A fluent API is also available for query chains:

```python
from ctk import CTK

results = (
    CTK("chats")
    .search("python")
    .filter(source="ChatGPT")
    .limit(10)
    .get()
)
```

## Plugin System

Importers and exporters are auto-discovered via Python imports. To add a new format, drop a file in the right directory:

```python
# ctk/importers/my_format.py
from ctk.core.plugin import ImporterPlugin
from ctk.core.models import ConversationTree, Message, MessageContent, MessageRole

class MyFormatImporter(ImporterPlugin):
    name = "my_format"
    description = "Import from My Custom Format"
    version = "1.0.0"

    def validate(self, data):
        return "my_format_marker" in str(data)

    def import_data(self, data, **kwargs):
        tree = ConversationTree(title="Imported Conversation")
        tree.add_message(Message(
            role=MessageRole.USER,
            content=MessageContent(text="Hello"),
        ))
        return [tree]
```

The plugin is picked up the next time `ctk` runs.

### Built-in Importers

`openai`, `anthropic`, `gemini`, `copilot`, `jsonl`, `filesystem_coding`.

### Built-in Exporters

`json`, `jsonl`, `markdown`, `html`, `hugo`, `csv`, `echo`.

## Database Schema

The "database" is a directory:

```
my_chats/
  conversations.db       # SQLite file
  media/                 # image attachments referenced by relative URL
    <uuid>.webp
    ...
```

Tables (via SQLAlchemy ORM in `ctk/core/db_models.py`):

- `conversations`: metadata, title, timestamps, source, model, slug, starred / pinned / archived flags
- `messages`: content, role, parent / child relationships, namespaced ids (`<conv-id>::<msg-id>`)
- `tags`: searchable tags per conversation
- `paths`: cached path traversals for fast retrieval
- `embeddings`, `similarities`: TF-IDF vectors and pairwise similarity for `ctk net` analysis

FTS5 full-text search across message content (with a LIKE fallback when FTS5 is unavailable).

## Privacy

- 100% local for storage and search.
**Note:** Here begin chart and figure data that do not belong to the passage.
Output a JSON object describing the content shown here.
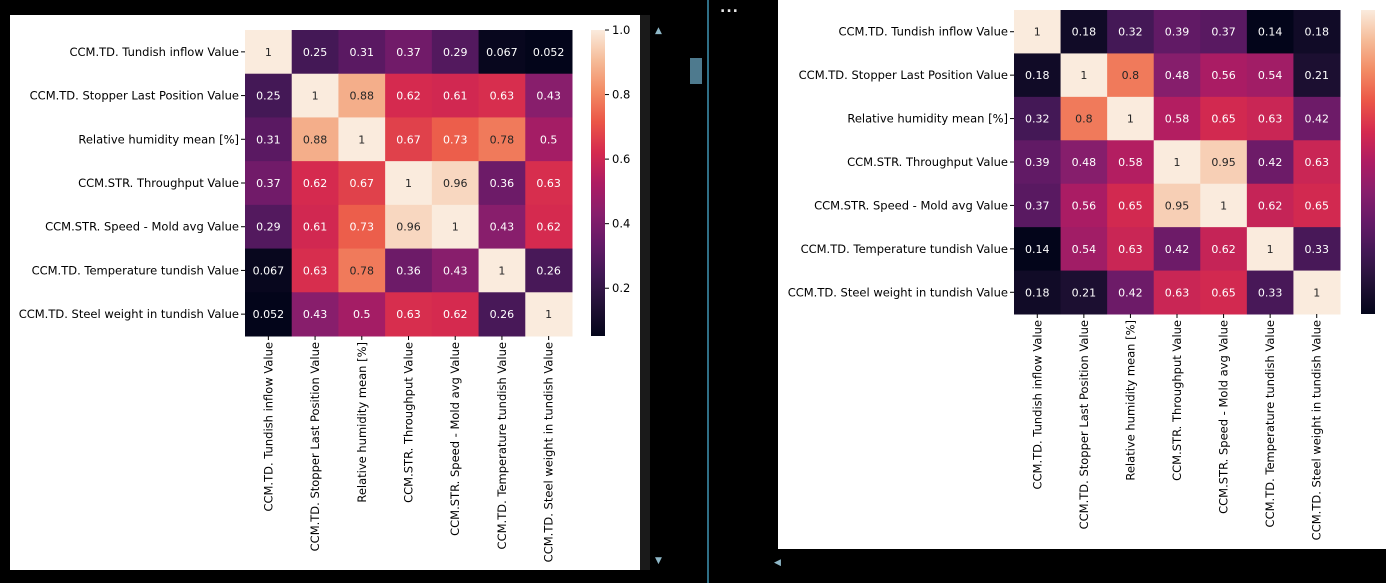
{
  "ui": {
    "more_label": "...",
    "scroll_up_glyph": "▲",
    "scroll_down_glyph": "▼",
    "scroll_left_glyph": "◀"
  },
  "chart_data": [
    {
      "type": "heatmap",
      "title": "",
      "colormap": "rocket",
      "rows": [
        "CCM.TD. Tundish inflow Value",
        "CCM.TD. Stopper Last Position Value",
        "Relative humidity mean [%]",
        "CCM.STR. Throughput Value",
        "CCM.STR. Speed - Mold avg Value",
        "CCM.TD. Temperature tundish Value",
        "CCM.TD. Steel weight in tundish Value"
      ],
      "columns": [
        "CCM.TD. Tundish inflow Value",
        "CCM.TD. Stopper Last Position Value",
        "Relative humidity mean [%]",
        "CCM.STR. Throughput Value",
        "CCM.STR. Speed - Mold avg Value",
        "CCM.TD. Temperature tundish Value",
        "CCM.TD. Steel weight in tundish Value"
      ],
      "values": [
        [
          1,
          0.25,
          0.31,
          0.37,
          0.29,
          0.067,
          0.052
        ],
        [
          0.25,
          1,
          0.88,
          0.62,
          0.61,
          0.63,
          0.43
        ],
        [
          0.31,
          0.88,
          1,
          0.67,
          0.73,
          0.78,
          0.5
        ],
        [
          0.37,
          0.62,
          0.67,
          1,
          0.96,
          0.36,
          0.63
        ],
        [
          0.29,
          0.61,
          0.73,
          0.96,
          1,
          0.43,
          0.62
        ],
        [
          0.067,
          0.63,
          0.78,
          0.36,
          0.43,
          1,
          0.26
        ],
        [
          0.052,
          0.43,
          0.5,
          0.63,
          0.62,
          0.26,
          1
        ]
      ],
      "vmin": 0.052,
      "vmax": 1,
      "colorbar_ticks": [
        0.2,
        0.4,
        0.6,
        0.8,
        1.0
      ],
      "colorbar_tick_labels": [
        "0.2",
        "0.4",
        "0.6",
        "0.8",
        "1.0"
      ]
    },
    {
      "type": "heatmap",
      "title": "",
      "colormap": "rocket",
      "rows": [
        "CCM.TD. Tundish inflow Value",
        "CCM.TD. Stopper Last Position Value",
        "Relative humidity mean [%]",
        "CCM.STR. Throughput Value",
        "CCM.STR. Speed - Mold avg Value",
        "CCM.TD. Temperature tundish Value",
        "CCM.TD. Steel weight in tundish Value"
      ],
      "columns": [
        "CCM.TD. Tundish inflow Value",
        "CCM.TD. Stopper Last Position Value",
        "Relative humidity mean [%]",
        "CCM.STR. Throughput Value",
        "CCM.STR. Speed - Mold avg Value",
        "CCM.TD. Temperature tundish Value",
        "CCM.TD. Steel weight in tundish Value"
      ],
      "values": [
        [
          1,
          0.18,
          0.32,
          0.39,
          0.37,
          0.14,
          0.18
        ],
        [
          0.18,
          1,
          0.8,
          0.48,
          0.56,
          0.54,
          0.21
        ],
        [
          0.32,
          0.8,
          1,
          0.58,
          0.65,
          0.63,
          0.42
        ],
        [
          0.39,
          0.48,
          0.58,
          1,
          0.95,
          0.42,
          0.63
        ],
        [
          0.37,
          0.56,
          0.65,
          0.95,
          1,
          0.62,
          0.65
        ],
        [
          0.14,
          0.54,
          0.63,
          0.42,
          0.62,
          1,
          0.33
        ],
        [
          0.18,
          0.21,
          0.42,
          0.63,
          0.65,
          0.33,
          1
        ]
      ],
      "vmin": 0.14,
      "vmax": 1,
      "colorbar_ticks": [],
      "colorbar_tick_labels": []
    }
  ]
}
Nothing leaves your machine unless you point a provider profile at a remote endpoint.
- No telemetry, no analytics.
- Optional sanitization removes API keys, passwords, tokens, SSH keys, database URLs, and similar patterns before sharing or exporting (`--sanitize`).

## Development

```bash
make install            # editable install + dev deps
make test               # run all tests
make test-unit          # unit tests only
make test-integration   # integration tests only
make coverage           # coverage report (htmlcov/, term-missing)
make format             # black + isort
make lint               # flake8 + mypy
make clean              # remove build artifacts and caches
```

Test count: ~1700 unit tests as of 2.14.x. The Textual TUI has a Pilot-driven harness in `tests/unit/test_textual_tui.py` covering modal lifecycles, slash commands, and tree-op actions.

## Citation

```bibtex
@software{towell_ctk_2026,
  author    = {Towell, Alex},
  title     = {{CTK}: Conversation Toolkit},
  year      = 2026,
  publisher = {GitHub},
  url       = {https://github.com/queelius/ctk},
  version   = {2.14.0}
}
```

Or use [CITATION.cff](CITATION.cff) for automatic citation in GitHub.

## License

MIT. See [LICENSE](LICENSE).

## Contributing

Contributions welcome. To add a new provider import format:

1. Create `ctk/importers/<name>.py` with an `ImporterPlugin` subclass.
2. Implement `validate()` and `import_data()`.
3. Add tests in `tests/unit/test_<name>_importer.py`.
4. Submit a PR.

The same pattern applies to exporters in `ctk/exporters/`. New TUI bindings, slash commands, and tool providers also welcome (see `ctk/tui/slash.py` and `ctk/core/tools_registry.py`).